Consider the following iteration for solving \(Mx + q = 0\):

\[x_{k+1} = x_k - \inv{P}\block{Mx_k +q}\]

We look for conditions on \(P\) such that the iteration matrix \(B = I - \inv{P}M\) is convergent, that is:

\[\rho(B) < 1\]

We start by splitting \(M = P - N\) so that \(B = \inv{P}N\), and let \(\lambda\) be an eigenvalue of \(B\) with corresponding eigenvector \(x\), that is:

\[\inv{P}Nx = \lambda x\]

Equivalently:

\[\block{P - M}x = \lambda P x\]

We now look for sufficient conditions for:

\[|\lambda| < 1\]

Case 1: \(M\) is positive definite

In this case, \(x^*Mx >0\) and we may normalize \(x\) so that \(x^*Mx = 1\). \(x\) verifies:

\[x^*\block{P - M}x = \lambda x^*P x\]

We let \(x^*Px = a + ib\) and rewrite the above as:

\[a + ib - 1 = \lambda \block{a + ib}\]

Taking squared modulus on both sides gives:

\[(a - 1)^2 + b^2 = |\lambda|^2 \block{a^2 + b^2}\]

That is:

\[a^2 + b^2 + 1 - 2a = |\lambda|^2 \block{a^2 + b^2}\]

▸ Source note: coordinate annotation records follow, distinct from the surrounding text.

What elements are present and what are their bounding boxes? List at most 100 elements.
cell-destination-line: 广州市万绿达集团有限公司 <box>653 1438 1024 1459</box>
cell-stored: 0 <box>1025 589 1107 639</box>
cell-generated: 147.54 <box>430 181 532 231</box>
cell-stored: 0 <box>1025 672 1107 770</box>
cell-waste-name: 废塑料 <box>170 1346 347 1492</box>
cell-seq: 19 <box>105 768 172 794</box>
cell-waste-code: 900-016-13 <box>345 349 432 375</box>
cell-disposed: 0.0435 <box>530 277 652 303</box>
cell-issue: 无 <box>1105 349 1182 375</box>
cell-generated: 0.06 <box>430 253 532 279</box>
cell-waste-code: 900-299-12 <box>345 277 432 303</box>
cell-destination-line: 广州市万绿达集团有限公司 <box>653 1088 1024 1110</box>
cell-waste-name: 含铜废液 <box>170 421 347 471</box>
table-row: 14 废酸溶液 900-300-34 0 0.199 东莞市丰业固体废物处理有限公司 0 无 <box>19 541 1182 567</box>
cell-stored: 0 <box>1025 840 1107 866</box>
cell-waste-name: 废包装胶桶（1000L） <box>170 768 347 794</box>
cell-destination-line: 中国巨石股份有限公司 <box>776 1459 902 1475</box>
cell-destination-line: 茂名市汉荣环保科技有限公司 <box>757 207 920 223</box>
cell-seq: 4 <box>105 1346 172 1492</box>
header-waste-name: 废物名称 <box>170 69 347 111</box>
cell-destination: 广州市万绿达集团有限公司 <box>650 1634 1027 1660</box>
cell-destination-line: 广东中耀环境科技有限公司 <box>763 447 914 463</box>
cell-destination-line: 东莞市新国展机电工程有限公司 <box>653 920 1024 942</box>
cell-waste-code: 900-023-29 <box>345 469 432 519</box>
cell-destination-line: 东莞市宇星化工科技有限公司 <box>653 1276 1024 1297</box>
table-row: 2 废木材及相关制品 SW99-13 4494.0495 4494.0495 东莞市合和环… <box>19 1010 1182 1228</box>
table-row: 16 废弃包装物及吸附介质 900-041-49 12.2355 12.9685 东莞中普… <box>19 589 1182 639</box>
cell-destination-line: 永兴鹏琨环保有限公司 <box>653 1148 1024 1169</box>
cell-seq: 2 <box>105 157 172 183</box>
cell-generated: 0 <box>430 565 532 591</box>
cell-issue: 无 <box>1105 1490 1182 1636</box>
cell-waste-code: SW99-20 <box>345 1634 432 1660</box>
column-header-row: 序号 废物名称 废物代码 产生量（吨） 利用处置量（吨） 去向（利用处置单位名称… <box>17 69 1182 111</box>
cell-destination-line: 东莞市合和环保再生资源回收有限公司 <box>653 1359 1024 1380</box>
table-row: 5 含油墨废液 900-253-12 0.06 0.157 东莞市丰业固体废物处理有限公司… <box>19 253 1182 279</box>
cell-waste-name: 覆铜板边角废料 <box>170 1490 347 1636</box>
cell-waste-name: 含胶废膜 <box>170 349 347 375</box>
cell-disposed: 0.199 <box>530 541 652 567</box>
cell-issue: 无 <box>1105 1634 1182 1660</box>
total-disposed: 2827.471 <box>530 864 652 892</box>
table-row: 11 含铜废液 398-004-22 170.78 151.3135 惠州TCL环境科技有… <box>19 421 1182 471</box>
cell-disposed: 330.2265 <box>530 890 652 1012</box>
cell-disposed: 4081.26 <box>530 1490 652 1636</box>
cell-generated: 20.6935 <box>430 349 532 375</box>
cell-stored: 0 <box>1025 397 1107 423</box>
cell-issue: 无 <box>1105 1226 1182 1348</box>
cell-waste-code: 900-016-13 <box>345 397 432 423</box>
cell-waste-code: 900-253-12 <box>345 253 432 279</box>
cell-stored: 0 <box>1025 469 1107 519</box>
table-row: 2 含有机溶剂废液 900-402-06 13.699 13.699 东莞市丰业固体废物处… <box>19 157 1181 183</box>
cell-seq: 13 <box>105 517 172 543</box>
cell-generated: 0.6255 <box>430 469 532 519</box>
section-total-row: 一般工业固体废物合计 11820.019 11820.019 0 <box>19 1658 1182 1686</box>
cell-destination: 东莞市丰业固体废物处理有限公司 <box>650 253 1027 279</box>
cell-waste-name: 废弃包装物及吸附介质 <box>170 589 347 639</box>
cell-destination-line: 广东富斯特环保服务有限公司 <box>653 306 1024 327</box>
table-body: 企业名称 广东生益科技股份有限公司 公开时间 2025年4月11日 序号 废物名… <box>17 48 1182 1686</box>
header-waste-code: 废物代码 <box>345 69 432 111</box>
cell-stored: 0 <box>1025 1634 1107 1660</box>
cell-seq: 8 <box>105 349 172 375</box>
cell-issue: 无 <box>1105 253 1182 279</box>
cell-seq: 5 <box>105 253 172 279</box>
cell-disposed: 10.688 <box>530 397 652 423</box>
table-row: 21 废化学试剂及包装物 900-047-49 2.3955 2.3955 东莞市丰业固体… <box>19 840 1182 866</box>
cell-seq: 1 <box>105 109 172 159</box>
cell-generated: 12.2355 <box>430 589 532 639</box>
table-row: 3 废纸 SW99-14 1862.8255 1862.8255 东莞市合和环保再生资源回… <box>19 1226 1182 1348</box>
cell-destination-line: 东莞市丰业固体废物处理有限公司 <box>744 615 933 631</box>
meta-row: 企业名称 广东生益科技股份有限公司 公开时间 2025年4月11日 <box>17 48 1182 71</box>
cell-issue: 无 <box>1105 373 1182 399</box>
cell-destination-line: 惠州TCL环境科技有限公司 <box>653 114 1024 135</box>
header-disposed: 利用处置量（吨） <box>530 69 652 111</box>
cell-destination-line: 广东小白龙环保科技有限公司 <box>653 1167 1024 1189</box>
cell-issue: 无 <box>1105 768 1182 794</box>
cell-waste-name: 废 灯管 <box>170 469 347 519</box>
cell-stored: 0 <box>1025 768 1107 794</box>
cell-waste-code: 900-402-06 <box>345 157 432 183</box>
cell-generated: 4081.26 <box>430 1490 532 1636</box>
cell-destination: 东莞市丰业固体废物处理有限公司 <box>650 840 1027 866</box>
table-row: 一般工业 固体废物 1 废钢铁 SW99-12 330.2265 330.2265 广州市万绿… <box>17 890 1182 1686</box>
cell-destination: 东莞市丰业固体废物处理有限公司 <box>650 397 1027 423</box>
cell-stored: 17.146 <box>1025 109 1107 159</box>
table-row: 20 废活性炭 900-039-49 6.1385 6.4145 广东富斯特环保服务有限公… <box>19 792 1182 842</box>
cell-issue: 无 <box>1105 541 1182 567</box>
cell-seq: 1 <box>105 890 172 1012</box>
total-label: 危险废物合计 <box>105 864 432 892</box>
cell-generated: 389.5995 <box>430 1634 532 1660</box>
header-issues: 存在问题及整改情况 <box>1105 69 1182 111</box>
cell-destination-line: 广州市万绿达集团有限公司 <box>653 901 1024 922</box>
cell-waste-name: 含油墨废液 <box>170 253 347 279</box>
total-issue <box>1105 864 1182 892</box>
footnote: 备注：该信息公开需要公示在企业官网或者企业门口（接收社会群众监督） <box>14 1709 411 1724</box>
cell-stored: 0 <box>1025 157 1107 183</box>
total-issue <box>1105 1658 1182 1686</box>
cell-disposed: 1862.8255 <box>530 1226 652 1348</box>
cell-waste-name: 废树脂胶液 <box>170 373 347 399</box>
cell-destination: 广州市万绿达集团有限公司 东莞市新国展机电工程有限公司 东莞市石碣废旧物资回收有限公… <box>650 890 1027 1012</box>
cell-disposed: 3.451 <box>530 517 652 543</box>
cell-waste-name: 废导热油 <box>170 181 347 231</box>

Our convergence condition reduces to \(1 - 2a < 0\), which we rewrite as:

\[x^*Mx < x^*Px + \bar{x^*Px} = x^*\block{P + P^T} x\]

A sufficient condition is then:

\[P + P^T - M > 0\]

Jacobi Iteration

Given a diagonal preconditioner \(P\) and a positive definite matrix \(M\), the above sufficient condition reduces to:

\[2P > M\]

Gauss-Seidel Iteration

Given a positive definite matrix \(M = L + D + L^T\), where \(D\) is diagonal, the Gauss-Seidel preconditioner is \(P = L + D\) and the sufficient convergence condition is:

\[L + 2D + L^T - M = D + M - M = D > 0\]

which is always true for \(M\) positive definite.